Entre los italianos, Clodovildo podía contar con la buena pro de los Pellerano, editores de un diario de gran arraigo, cuyas damas, con Luisa Ozema y Eva, engalanaban la mejor educación de señoritas de la ciudad. Los Cambiaso, navieros, empresarios azucareros y ganaderos, cónsules de Italia. Vicini, dueño de ingenios, almacenes urbanos, propiedades inmobiliarias, prestamista, de señera influencia social, llamado familiarmente Bachicha, uno de cuyos hijos, don Chicho Vicini Burgos, sería presidente provisional bajo la Ocupación Americana. Los joyeros Oliva, Prota, Di Carlo se asentarían en el centro de la ciudad, a los cuales se sumaría más tarde Giovanni Abramo. Los Ferrúa harían historia en el arte litográfico.

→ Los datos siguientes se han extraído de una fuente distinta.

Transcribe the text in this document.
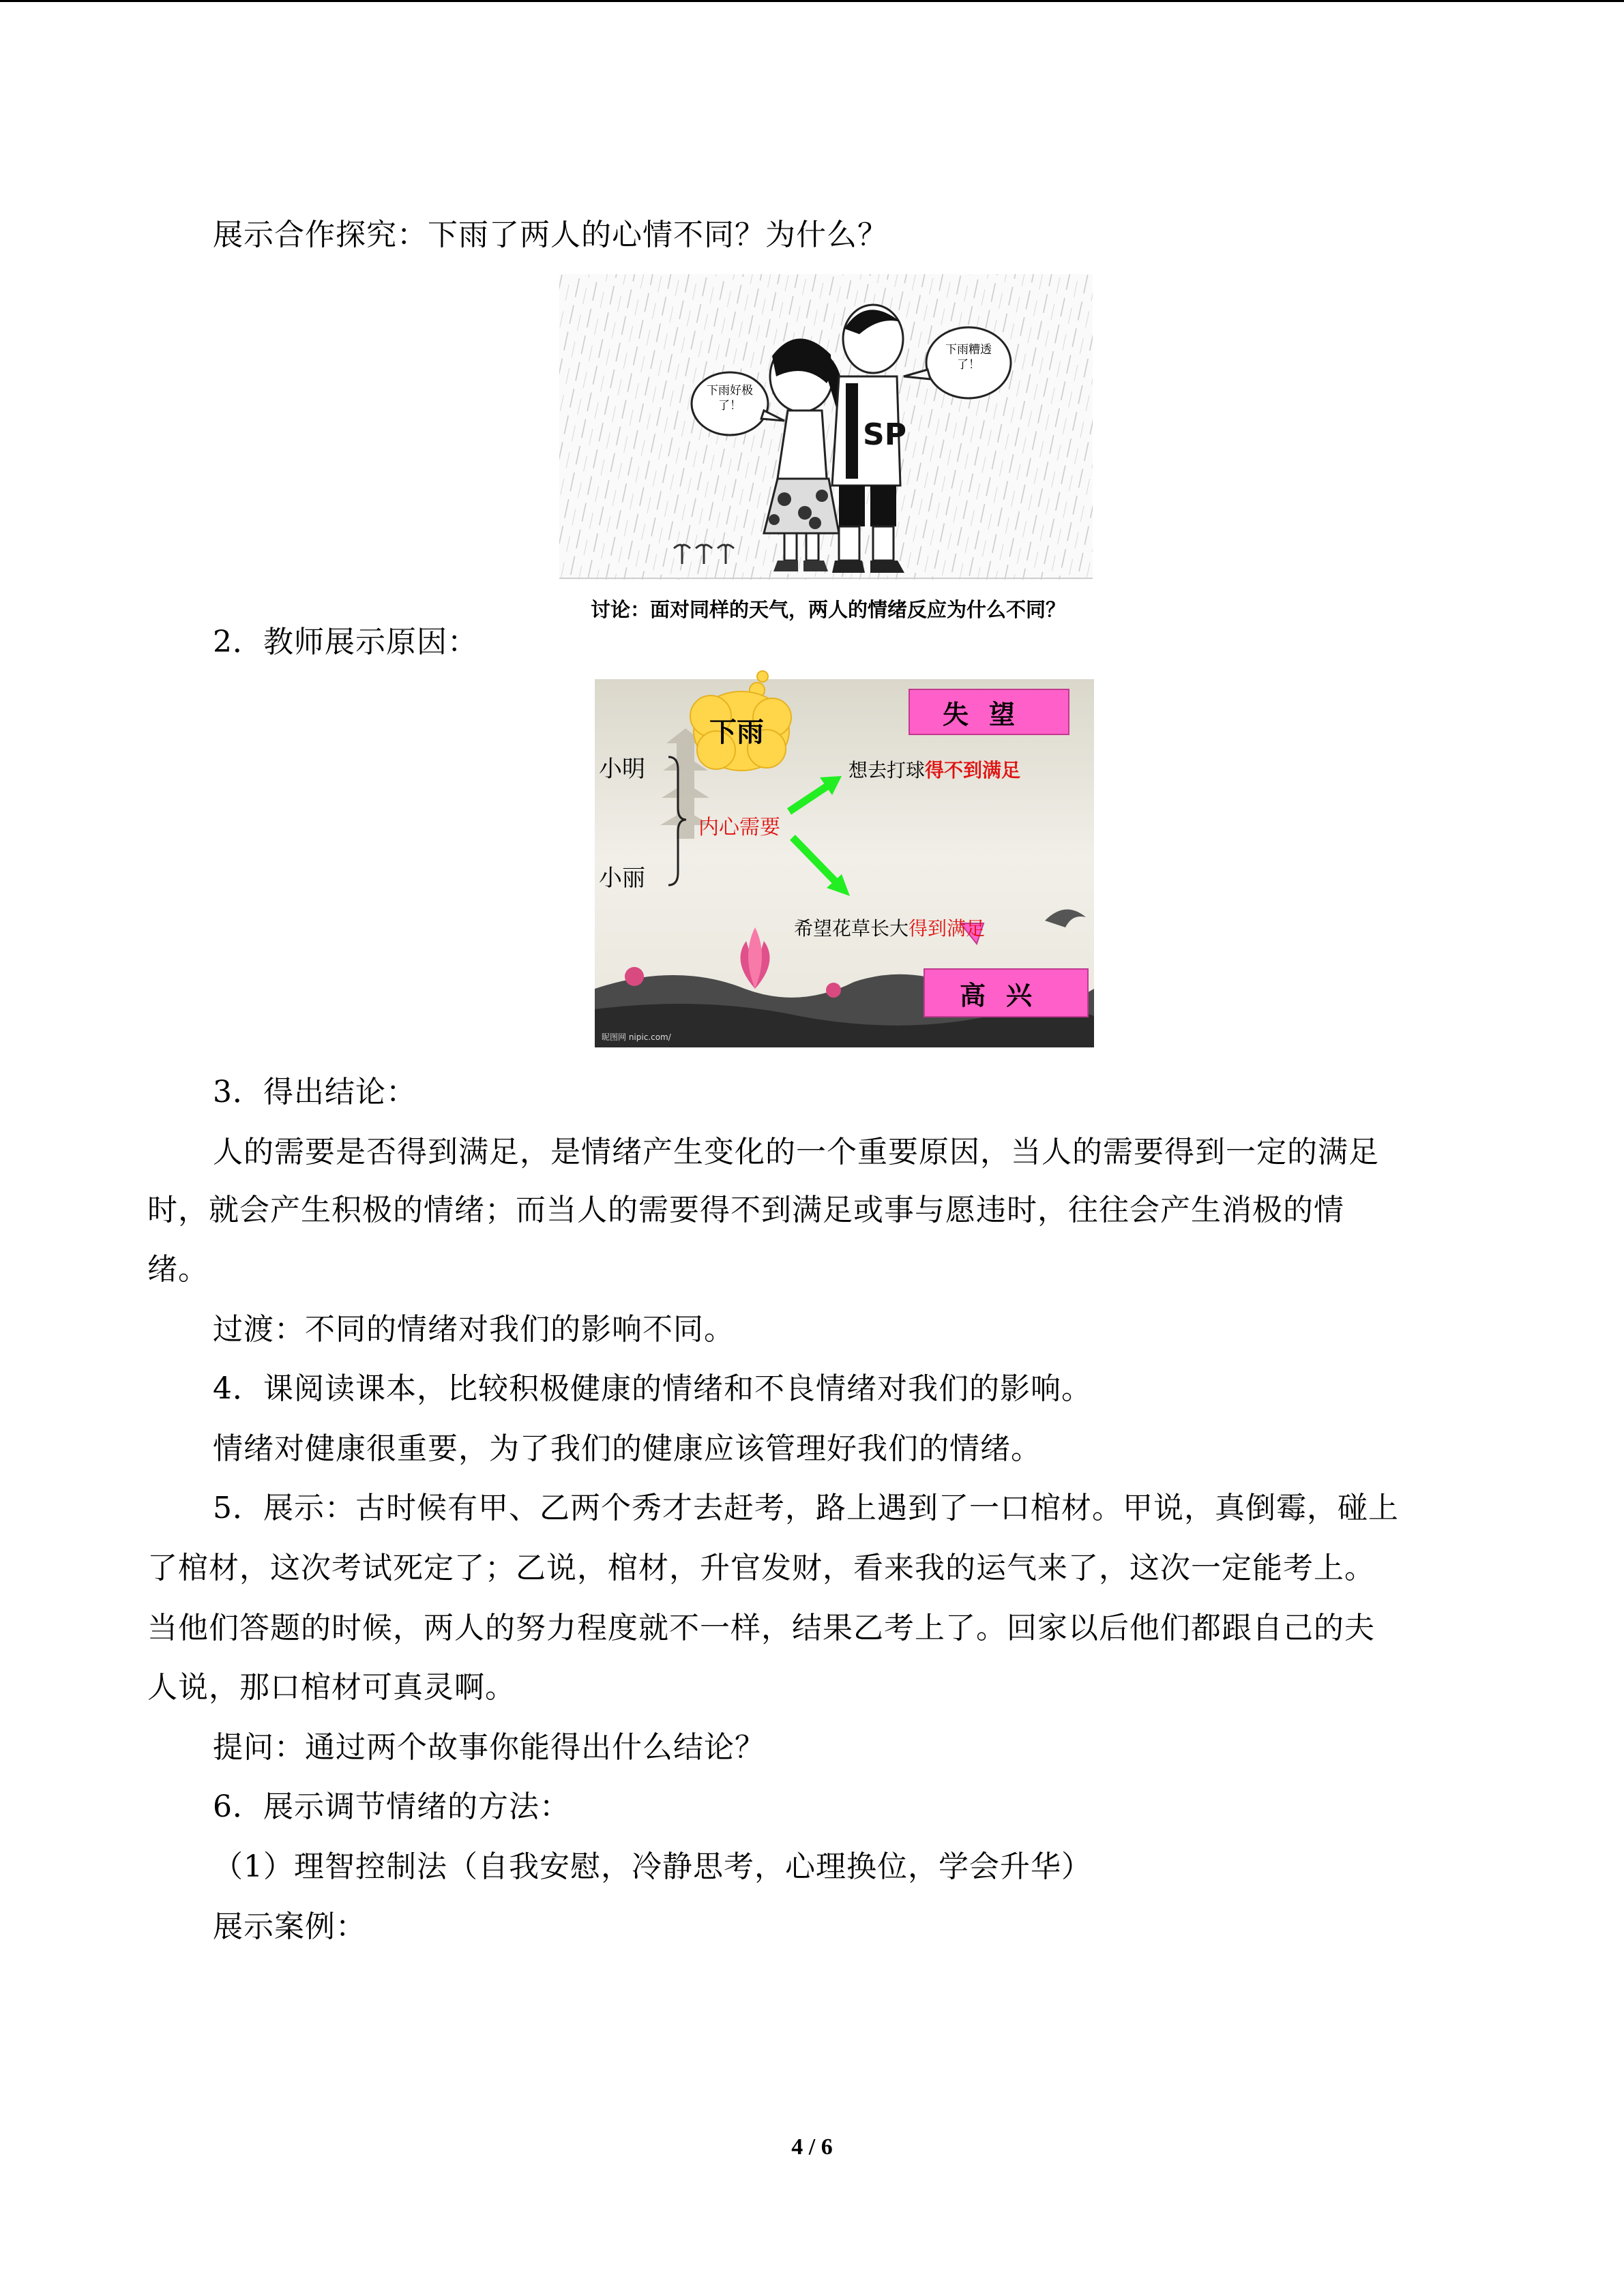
展示合作探究：下雨了两人的心情不同？为什么？
SP
下雨好极了！
下雨糟透了！
讨论：面对同样的天气，两人的情绪反应为什么不同？
2．教师展示原因：
下雨
小明
小丽
内心需要
想去打球得不到满足
希望花草长大得到满足
失望
高兴
昵图网 nipic.com/
3．得出结论：
人的需要是否得到满足，是情绪产生变化的一个重要原因，当人的需要得到一定的满足
时，就会产生积极的情绪；而当人的需要得不到满足或事与愿违时，往往会产生消极的情
绪。
过渡：不同的情绪对我们的影响不同。
4．课阅读课本，比较积极健康的情绪和不良情绪对我们的影响。
情绪对健康很重要，为了我们的健康应该管理好我们的情绪。
5．展示：古时候有甲、乙两个秀才去赶考，路上遇到了一口棺材。甲说，真倒霉，碰上
了棺材，这次考试死定了；乙说，棺材，升官发财，看来我的运气来了，这次一定能考上。
当他们答题的时候，两人的努力程度就不一样，结果乙考上了。回家以后他们都跟自己的夫
人说，那口棺材可真灵啊。
提问：通过两个故事你能得出什么结论？
6．展示调节情绪的方法：
（1）理智控制法（自我安慰，冷静思考，心理换位，学会升华）
展示案例：
4 / 6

Al repasar las animadas páginas de noticias, crónicas, comentarios y clichés publicitarios del Listín Diario de finales de 1910, nuestro Clodovildo pudo observar que la presencia italiana en el país tenía alcance multifacético. En Puerto Plata, Cino Hermanos anunciaba su fábrica de paraguas La Competidora y Divanna, Grisolía & Co., almacenistas importadores exportadores, estampaban su huella. En Azua, Nicolás Ma. Ciccone promovía su comercio en la Casa del Candado de la calle Colón, brindando alojamiento a los clientes del «interior». F. Cánepa operaba ferretería y depósito de maderas y vendía azúcar en San Pedro de Macorís. En Santiago, era fama el arte panificador de Flor Sarnelli, quien llegó por Puerto Plata en 1906.
Muchos apellidos italianos engrosarían en el curso del siglo XX esta fructífera inmigración. Salvuccio, Porcella, Cappano, Bolonotto, Giudicelli, Guiliani, Forestieri, Barletta, Menicucci, Perrota, Svelti, Landolfi, Campagna, Cestari, Minervino, Sangiovanni, Guaschino, Marranzini, D´Alessandro, Rimoli, Sorrentino, Di Franco, Bonarelli, Palamara, Luciani, Fabiani, Pittini, Autore. Quienes agregarían su impronta a la de inmigrantes más antiguos como los muy positivos Billini descollantes en la educación, filantropía, periodismo y la política. Los Bonetti que innovarían en la industria. Como José Eugenio Piantini, radicado en la villa de San Carlos en el siglo XIX y cuya huella fecunda abrió trocha a la moderna Santo Domingo a través del Ensanche Piantini desarrollado por los Piantini del Castillo, mi familia por partida doble.
Este texto podría contener personajes ficcionados.